We are fortunate to have a large and rich corpus from which to work. To support continued research, it will be important for the Kenneth Burke Society to ensure that Burke’s works remain readily accessible. The University of California Press and more recently Parlor Press have supported these efforts admirably. If market forces make continued publication problematic, then KBS should make efforts to find new publishers or get permission to publish the books itself.
In any event, we no longer have Burke producing new works, so we will be nearing the end of what can be harvested from the Burkean corpus. This limitation means that scholars may find themselves retracing work done by their predecessors in unpacking and exploring Burke’s rich concepts, so we may eventually reach the point of diminishing returns for our scholarly efforts.

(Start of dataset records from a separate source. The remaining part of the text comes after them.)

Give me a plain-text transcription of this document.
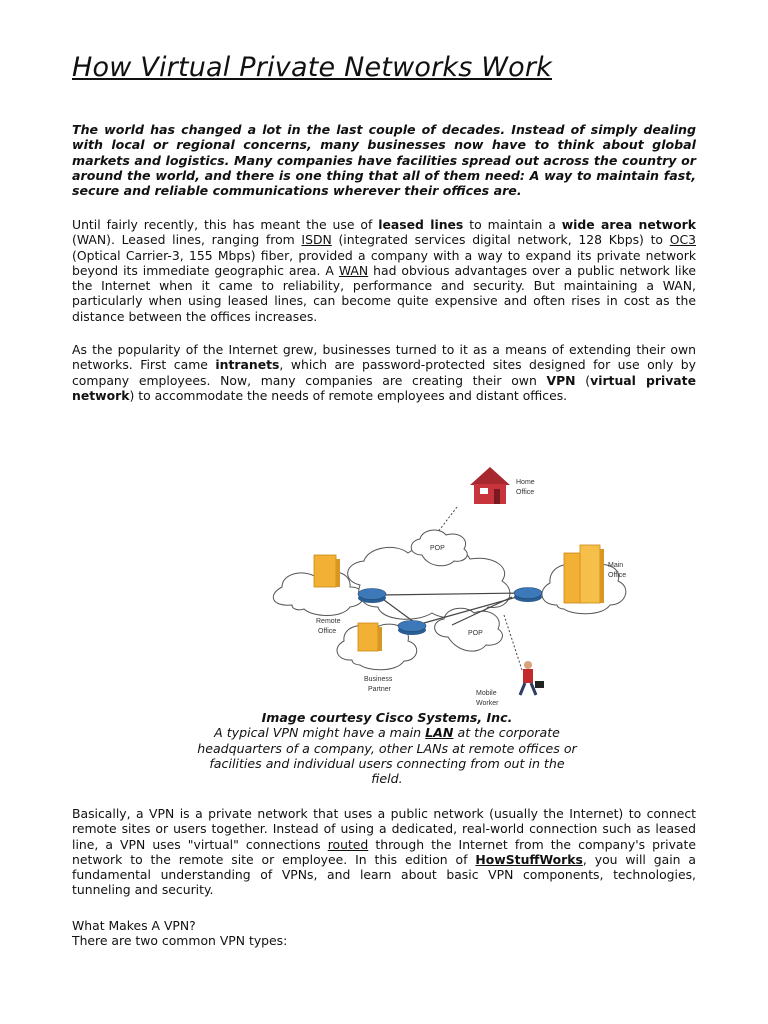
How Virtual Private Networks Work

The world has changed a lot in the last couple of decades. Instead of simply dealing with local or regional concerns, many businesses now have to think about global markets and logistics. Many companies have facilities spread out across the country or around the world, and there is one thing that all of them need: A way to maintain fast, secure and reliable communications wherever their offices are.

Until fairly recently, this has meant the use of leased lines to maintain a wide area network (WAN). Leased lines, ranging from ISDN (integrated services digital network, 128 Kbps) to OC3 (Optical Carrier-3, 155 Mbps) fiber, provided a company with a way to expand its private network beyond its immediate geographic area. A WAN had obvious advantages over a public network like the Internet when it came to reliability, performance and security. But maintaining a WAN, particularly when using leased lines, can become quite expensive and often rises in cost as the distance between the offices increases.

As the popularity of the Internet grew, businesses turned to it as a means of extending their own networks. First came intranets, which are password-protected sites designed for use only by company employees. Now, many companies are creating their own VPN (virtual private network) to accommodate the needs of remote employees and distant offices.

Home
Office
Main
Office
Remote
Office
Business
Partner
Mobile
Worker
POP
POP

Image courtesy Cisco Systems, Inc.
A typical VPN might have a main LAN at the corporate headquarters of a company, other LANs at remote offices or facilities and individual users connecting from out in the field.

Basically, a VPN is a private network that uses a public network (usually the Internet) to connect remote sites or users together. Instead of using a dedicated, real-world connection such as leased line, a VPN uses "virtual" connections routed through the Internet from the company's private network to the remote site or employee. In this edition of HowStuffWorks, you will gain a fundamental understanding of VPNs, and learn about basic VPN components, technologies, tunneling and security.

What Makes A VPN?

There are two common VPN types:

On the other hand, one might view the Burkean oeuvre as containing as many meanings as there are contexts, language chains with ethnographic traces, constraints of persuasive situations, motivations and strategic choices, and people in the world, which means scholars ought to be able to continue unpacking Burkean concepts indefinitely. As Celeste Condit says, “a thousand different perspectives on Burke can be sustained, and at least a hundred have been printed…” (349), so unpacking can continue. She adds that the historical crucible of Burke’s original work—the Great Depression, World War II, and the academic stronghold of B.F. Skinner and John Watson—ensures that new work will need to be done to extend Burke’s ideas and make them applicable to our new world scene. This will take us “post-Burke,” extending Burke’s ideas in ways that change them.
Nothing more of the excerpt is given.